There is the potential to support ECE to optimise mitigation strategies for children who continue to attend ECE during the Omicron wave.
- Parents and caregivers who can care for their children at home should be actively encouraged to do so, especially for children under the age of one. It is acknowledged this may not be possible for some parents.
- For children who continue to attend ECE centres, playing and learning should be outdoors as much as possible. Singing and vigorous exercise activities are recommended to take place outdoors.
- Increase natural ventilation in all rooms: bring outdoor air in as much as possible by opening windows to get across-room airflow, and turn heaters on if needed to maintain comfort.
- The Ministry of Education should provide resourcing, support, and guidance for ECE centres to upgrade air quality and heating; including access to supply of carbon dioxide (CO2) monitors to allow assessment of ventilation and inform air quality guidelines specifically for ECE centres.
- Provide access to supply of portable air cleaners (high-efficiency particulate air [HEPA] filtration units) for ECE settings where good ventilation is not possible and particularly for high-risk areas such as sleep rooms.
- All adults entering an ECE should wear a good quality mask as per government mask type guidelines.
- Parents and caregivers of young children should be encouraged to be fully vaccinated and boosted to protect themselves and help protect their children who are too young to be vaccinated.

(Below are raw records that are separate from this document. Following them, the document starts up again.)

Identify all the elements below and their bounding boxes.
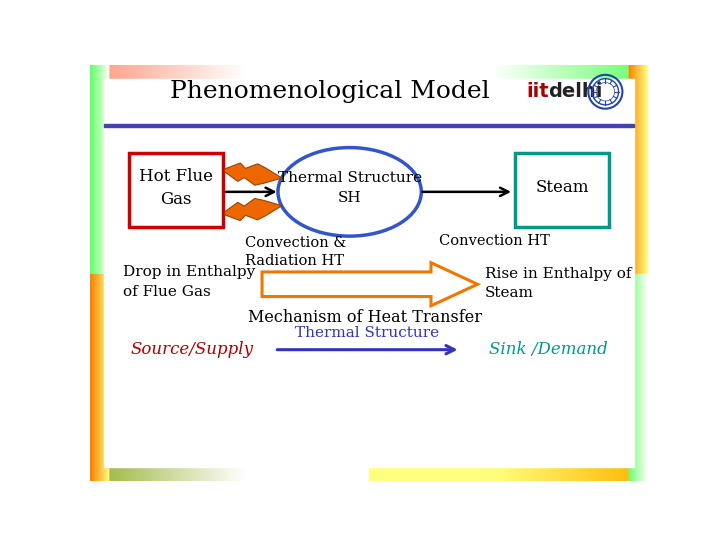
Text: Convection HT: Convection HT bbox=[438, 234, 549, 248]
Bar bbox=[129, 153, 223, 226]
Polygon shape bbox=[262, 262, 477, 306]
Text: Phenomenological Model: Phenomenological Model bbox=[171, 80, 490, 103]
Bar bbox=[104, 124, 634, 127]
Text: Hot Flue
Gas: Hot Flue Gas bbox=[139, 168, 213, 208]
Polygon shape bbox=[225, 163, 282, 185]
Text: Thermal Structure
SH: Thermal Structure SH bbox=[278, 171, 422, 205]
Text: Mechanism of Heat Transfer: Mechanism of Heat Transfer bbox=[248, 309, 482, 326]
Text: Steam: Steam bbox=[535, 179, 589, 197]
Text: Drop in Enthalpy
of Flue Gas: Drop in Enthalpy of Flue Gas bbox=[122, 265, 255, 299]
Text: Rise in Enthalpy of
Steam: Rise in Enthalpy of Steam bbox=[485, 267, 631, 300]
Text: Convection &
Radiation HT: Convection & Radiation HT bbox=[245, 236, 346, 268]
Text: delhi: delhi bbox=[548, 82, 603, 102]
Bar bbox=[515, 153, 609, 226]
Text: Thermal Structure: Thermal Structure bbox=[295, 326, 439, 340]
Polygon shape bbox=[225, 199, 282, 221]
Ellipse shape bbox=[278, 147, 421, 236]
Text: iit: iit bbox=[526, 82, 549, 102]
Text: Source/Supply: Source/Supply bbox=[130, 341, 253, 358]
Text: Sink /Demand: Sink /Demand bbox=[489, 341, 608, 358]
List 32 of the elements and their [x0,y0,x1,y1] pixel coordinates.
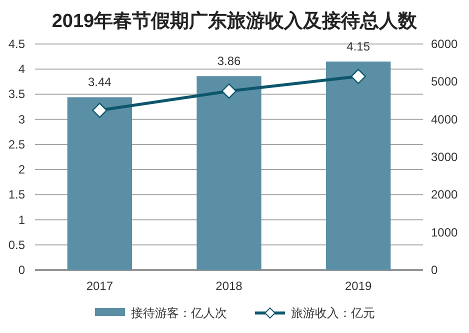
chart-title: 2019年春节假期广东旅游收入及接待总人数 [52,10,418,32]
point [92,102,108,118]
y2-tick-label: 4000 [431,112,458,126]
x-tick-label: 2017 [86,279,114,293]
bar [196,76,262,270]
y-tick-label: 0 [18,263,26,277]
bar [67,97,132,270]
y-tick-label: 4 [18,62,26,76]
y2-tick-label: 0 [431,263,438,277]
y2-tick-label: 1000 [431,225,458,240]
y-tick-label: 2 [18,162,26,177]
y2-tick-label: 3000 [431,150,458,164]
y-tick-label: 3 [18,112,26,126]
y-tick-label: 1.5 [8,188,26,202]
x-tick-label: 2019 [344,279,372,293]
data-label: 3.86 [217,54,241,68]
legend-label: 接待游客：亿人次 [131,306,227,320]
y-tick-label: 1 [18,212,26,227]
legend-label: 旅游收入：亿元 [291,306,375,320]
point [221,83,237,99]
data-label: 4.15 [346,40,370,54]
y-tick-label: 2.5 [8,137,26,152]
y-tick-label: 0.5 [8,238,26,252]
data-label: 3.44 [88,75,112,90]
y-tick-label: 3.5 [8,87,26,102]
y-tick-label: 4.5 [8,37,26,51]
point [350,68,366,84]
y2-tick-label: 2000 [431,188,458,202]
bar [326,62,391,270]
y2-tick-label: 6000 [431,37,458,51]
x-tick-label: 2018 [216,279,243,293]
y2-tick-label: 5000 [431,74,458,89]
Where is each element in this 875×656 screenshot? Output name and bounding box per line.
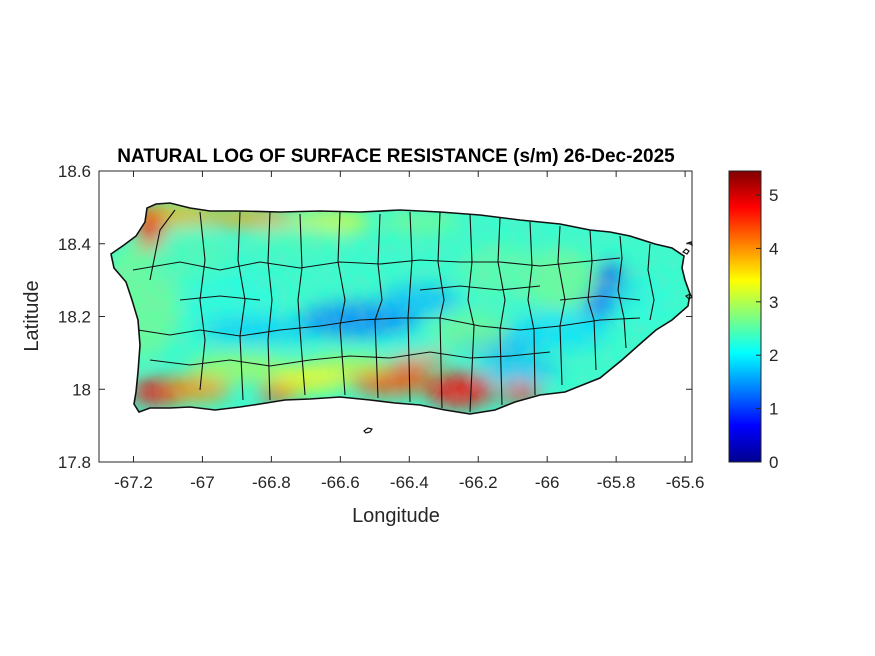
municipality-boundary bbox=[617, 235, 627, 349]
y-tick-label: 18.4 bbox=[58, 235, 91, 254]
municipality-boundary bbox=[497, 217, 506, 406]
municipality-boundary bbox=[374, 213, 383, 399]
municipality-boundary bbox=[297, 213, 306, 396]
municipality-boundary bbox=[527, 221, 536, 396]
municipality-boundary bbox=[267, 211, 273, 401]
surface-resistance-field bbox=[111, 203, 690, 414]
x-axis: -67.2 -67 -66.8 -66.6 -66.4 -66.2 -66 -65.8 -65.… bbox=[114, 171, 704, 492]
colorbar-gradient bbox=[728, 170, 762, 463]
x-tick-label: -66.4 bbox=[390, 473, 429, 492]
colorbar-tick-label: 2 bbox=[769, 346, 778, 365]
x-tick-label: -66.2 bbox=[459, 473, 498, 492]
colorbar-tick-label: 3 bbox=[769, 293, 778, 312]
y-tick-label: 18 bbox=[72, 380, 91, 399]
x-axis-label: Longitude bbox=[352, 505, 440, 527]
map-title: NATURAL LOG OF SURFACE RESISTANCE (s/m) … bbox=[117, 146, 675, 167]
colorbar-tick-label: 1 bbox=[769, 400, 778, 419]
x-tick-label: -66 bbox=[535, 473, 560, 492]
municipality-boundary bbox=[587, 229, 597, 371]
municipality-boundary bbox=[559, 295, 641, 301]
colorbar-ticks: 0 1 2 3 4 5 bbox=[756, 186, 778, 472]
municipality-boundary bbox=[132, 257, 621, 271]
colorbar: 0 1 2 3 4 5 bbox=[728, 170, 778, 472]
municipality-boundary bbox=[137, 317, 641, 337]
municipality-boundary bbox=[419, 285, 541, 291]
x-tick-label: -66.6 bbox=[321, 473, 360, 492]
islet-caja-de-muertos bbox=[363, 427, 373, 434]
municipality-boundary bbox=[149, 209, 176, 281]
municipality-boundary bbox=[337, 211, 346, 396]
municipality-boundary bbox=[437, 211, 445, 409]
colorbar-tick-label: 4 bbox=[769, 239, 778, 258]
y-tick-label: 17.8 bbox=[58, 453, 91, 472]
municipality-boundary bbox=[149, 351, 551, 367]
islet-east-2 bbox=[684, 293, 693, 300]
y-tick-label: 18.6 bbox=[58, 162, 91, 181]
municipality-boundaries bbox=[132, 209, 655, 413]
municipality-boundary bbox=[467, 213, 475, 413]
municipality-boundary bbox=[237, 211, 246, 401]
y-axis-label: Latitude bbox=[21, 280, 43, 351]
map-axes: -67.2 -67 -66.8 -66.6 -66.4 -66.2 -66 -65.8 -65.… bbox=[21, 146, 704, 527]
x-tick-label: -67 bbox=[190, 473, 215, 492]
x-tick-label: -65.8 bbox=[597, 473, 636, 492]
island-coastline bbox=[110, 202, 691, 415]
islet-east bbox=[681, 248, 690, 255]
colorbar-tick-label: 5 bbox=[769, 186, 778, 205]
x-tick-label: -65.6 bbox=[666, 473, 705, 492]
municipality-boundary bbox=[179, 295, 261, 301]
municipality-boundary bbox=[199, 211, 206, 391]
municipality-boundary bbox=[407, 211, 413, 403]
x-tick-label: -66.8 bbox=[252, 473, 291, 492]
y-tick-label: 18.2 bbox=[58, 308, 91, 327]
colorbar-tick-label: 0 bbox=[769, 453, 778, 472]
x-tick-label: -67.2 bbox=[114, 473, 153, 492]
municipality-boundary bbox=[647, 243, 655, 321]
y-axis: 17.8 18 18.2 18.4 18.6 bbox=[58, 162, 692, 472]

- Teachers and volunteers are encouraged to wear high quality masks when indoors during the Omicron wave for individual protection and to reduce the risk of onward transmission. Taking activities outdoors as much as possible will mean that children can benefit developmentally from time with unmasked teachers in a low risk setting.
- A review of what ages children can safely/tolerably wear a mask, and impacts on their development, should be undertaken. Children whose parents wish for them to wear a mask should be enabled to.
- ECE centres are recommended to have staggered start and drop off times. Drop offs and pick ups should take place outdoors.
- Specific guidance for parents and caregivers around protection of under five year olds in enclosed public spaces such as indoor children’s playgrounds, shops and public transport needs to be provided by the Ministry of Health.
In summary, it is important that the impact of Omicron on young children is minimised. There remains substantial scope for further risk reduction measures, especially relating to improving ventilation, increasing outdoor activities and appropriate mask use.
*Author information: JB and AK are Senior Research Fellows in the Department of Public Health, University of Otago Wellington. SD is a Honorary Research Fellow in the Department of Public Health Otago Wellington. PA is a Public Health Physician at Counties Manukau District Health Board. JR is a Community and Developmental Paediatrician, School of Population Health, University of Auckland. SR is a Public Health Physician at Auckland and Waitemata District Health Boards. AL is a Community Paediatrician at Starship Child Health.